Episode five explained how Git uses content-addressing to create an unbroken chain of data integrity. Every object has a fingerprint. Change one bit and the fingerprint changes. This makes Git excellent at detecting accidental corruption or unauthorized modification. But the XZ backdoor was not unauthorized. Jia Tan had commit access. The backdoor was committed through the proper process, reviewed, merged, released. The fingerprints faithfully recorded exactly what Jia Tan put into the repository. The cryptography worked perfectly. It verified the data. It could not verify the intent behind the data.
This is where the series arc comes together. Git was born from a crisis of trust, the BitKeeper license revocation in episode three. Linus built it to be trustless at the data layer.
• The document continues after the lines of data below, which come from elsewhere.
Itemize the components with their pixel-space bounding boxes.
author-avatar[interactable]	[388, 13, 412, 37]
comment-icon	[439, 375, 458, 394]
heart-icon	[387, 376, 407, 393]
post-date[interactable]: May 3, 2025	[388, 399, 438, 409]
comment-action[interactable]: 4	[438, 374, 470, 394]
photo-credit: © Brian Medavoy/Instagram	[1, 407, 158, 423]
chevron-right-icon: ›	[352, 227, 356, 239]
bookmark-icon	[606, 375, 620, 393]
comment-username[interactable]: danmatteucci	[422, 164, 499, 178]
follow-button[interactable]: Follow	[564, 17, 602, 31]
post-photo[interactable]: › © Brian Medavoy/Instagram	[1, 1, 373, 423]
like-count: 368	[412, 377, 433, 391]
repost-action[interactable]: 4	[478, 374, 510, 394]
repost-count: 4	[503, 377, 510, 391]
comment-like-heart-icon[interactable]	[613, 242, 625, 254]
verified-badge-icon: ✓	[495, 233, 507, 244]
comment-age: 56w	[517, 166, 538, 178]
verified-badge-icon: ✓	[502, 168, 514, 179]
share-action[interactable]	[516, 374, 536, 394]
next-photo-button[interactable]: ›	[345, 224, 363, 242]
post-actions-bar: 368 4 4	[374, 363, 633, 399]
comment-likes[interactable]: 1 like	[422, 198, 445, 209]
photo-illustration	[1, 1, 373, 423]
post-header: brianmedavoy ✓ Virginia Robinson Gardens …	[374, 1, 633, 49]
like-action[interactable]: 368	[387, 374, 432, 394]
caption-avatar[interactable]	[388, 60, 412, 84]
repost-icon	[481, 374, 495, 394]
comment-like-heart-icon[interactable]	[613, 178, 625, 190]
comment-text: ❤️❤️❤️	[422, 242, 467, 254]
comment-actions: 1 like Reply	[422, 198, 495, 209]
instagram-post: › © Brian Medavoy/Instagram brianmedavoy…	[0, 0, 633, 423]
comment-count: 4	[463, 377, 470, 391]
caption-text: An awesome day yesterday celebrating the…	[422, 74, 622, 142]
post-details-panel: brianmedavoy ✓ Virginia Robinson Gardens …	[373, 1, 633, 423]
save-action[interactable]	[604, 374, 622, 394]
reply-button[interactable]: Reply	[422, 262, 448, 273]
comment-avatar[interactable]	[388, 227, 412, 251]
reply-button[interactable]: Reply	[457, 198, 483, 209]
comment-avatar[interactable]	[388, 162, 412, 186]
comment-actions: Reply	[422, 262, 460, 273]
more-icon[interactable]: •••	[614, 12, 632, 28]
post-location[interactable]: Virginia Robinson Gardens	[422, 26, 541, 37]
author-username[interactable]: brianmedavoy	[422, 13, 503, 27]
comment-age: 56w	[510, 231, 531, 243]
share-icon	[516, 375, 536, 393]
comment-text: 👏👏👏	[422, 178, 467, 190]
Every bit verified, every snapshot fingerprinted, every clone independent. Then GitHub, in episodes ten through twelve, built a social trust layer on top of Git, where reputation, contribution history, and community standing substitute for formal verification. The XZ attack showed what happens when someone games the social layer while the technical layer watches, faithfully recording every commit, because the commits are cryptographically valid even when the intent is malicious.
The hardest problem in software security is not cryptography. Cryptography is the part we know how to do. The hardest problem is deciding who to trust, and that problem is as old as human civilization, and it has no technical solution. There is no algorithm for trustworthiness. There is no hash function for good faith.
Andres Freund noticed half a second. The internet owes him a debt it will probably never fully appreciate. But the next Jia Tan is already out there, somewhere, patiently submitting their first helpful patch to a project maintained by someone who is tired and overwhelmed and grateful for the help.
And Git will faithfully record every commit.
Git verify-commit answers one question: did this commit come from the key it claims to come from? That is all. A valid signature does not mean the code is safe. It does not mean the review was thorough. It means a specific cryptographic identity attached their name to this change. In a world where the most sophisticated attack ever attempted against open source infrastructure was committed through entirely legitimate processes, that thin guarantee is the best the machine can offer. The rest is up to humans.